Well-posedness of a parametrically forced nonlinear Schr\"odinger equation driven by translation-invariant noise

TL;DR

This paper establishes well-posedness for a parametrically forced nonlinear Schrödinger equation with multiplicative noise, demonstrating existence, uniqueness, and regularity of solutions in Sobolev spaces, and extending results to the standard cubic NLS.

Contribution

It proves well-posedness of a stochastic NLS with translation-invariant noise in all Sobolev spaces, using fixed-point and Itô calculus methods, and provides a blow-up criterion.

Findings

Solutions exist and are unique in $H^{\sigma}(\mathbb{R})$ for all $\sigma \geq 0$.

A blow-up criterion based on the $L^2$-norm is established.
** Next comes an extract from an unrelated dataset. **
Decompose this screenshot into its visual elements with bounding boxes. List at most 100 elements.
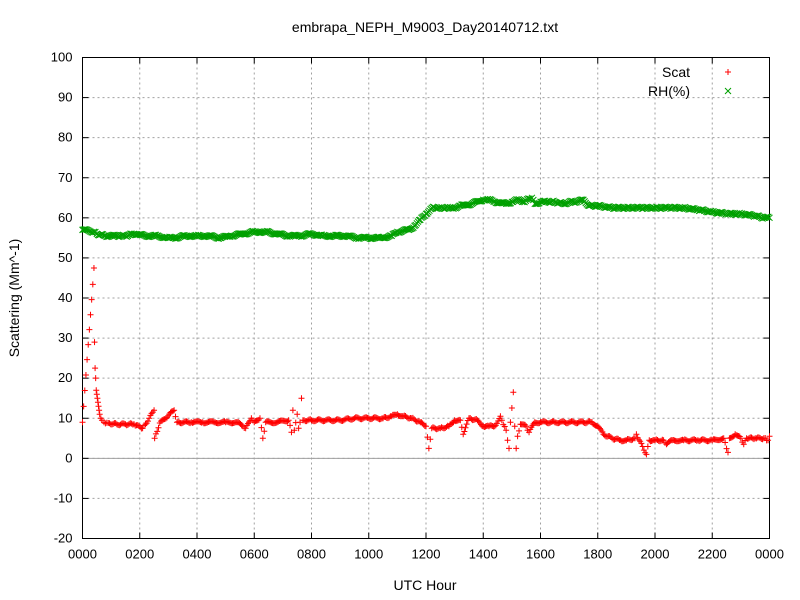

Results extend to the standard cubic NLS with multiplicative noise.

Abstract

We prove well-posedness in $H^{\sigma}(\mathbb{R})$ for any $\sigma \in [0,\infty)$ of a parametrically forced nonlinear Schr\"odinger equation (PFNLS) in one dimension driven by multiplicative Stratonovich noise which has spatially homogeneous statistics. The noise is white in time and correlated in space. We first construct local mild solutions via a fixed-point argument. We then formulate a blow-up criterion by showing that the equation has persistence of integrability and regularity as long as the $L^2(\mathbb{R})$-norm of the solution remains finite. Afterwards we derive a pathwise estimate on the $L^2(\mathbb{R})$-norm using a mild It\^o formula. Our results also apply to the standard cubic NLS equation driven by multiplicative translation-invariant Stratonovich noise.